Hydrogen peroxide scavenging activity. Extracts antioxidant activities were evaluated by the hydrogen peroxide scavenging activity with slight modification76. Briefly, aliquot extracts at various concentrations was added 0.3 mL hydrogen peroxide solution (40mM) and 1.2 mL phosphate buffer (40mM; pH 7.4) and vortexes well. After 10 min the absorbance was measured at 230 nm against a blank solution (phosphate buffer). Different concentrations were tested for each sample to get IC50 value. Ascorbic acid was used as a positive control. The percentage of inhibition of the crude extracts was calculated using the following formula:
Hydrogen peroxide scavenged (%) = [(A0 – A1)/ (A0)] × 100 (5)
Where: A0 is the Absorbance of control and A1 is the Absorbance of sample solution.

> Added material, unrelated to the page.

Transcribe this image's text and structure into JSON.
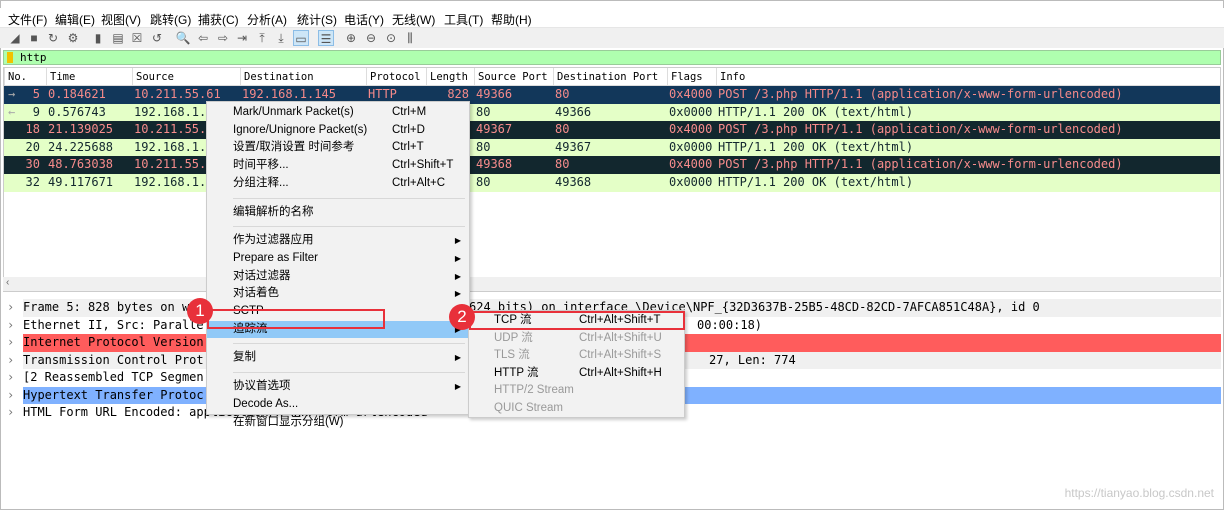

Statistical analysis. The obtained experimental data was analyzed through the standard statistical procedure. Data were analyzed using SPSS software (IBM Co., Chicago, IL). Analysis of variance (ANOVA) and Duncan’s multiple range method were used to compare solvents and samples. Values were expressed as means ± standard deviations. Differences were considered significant at p < 0.05. All analyses were performed in triplicate.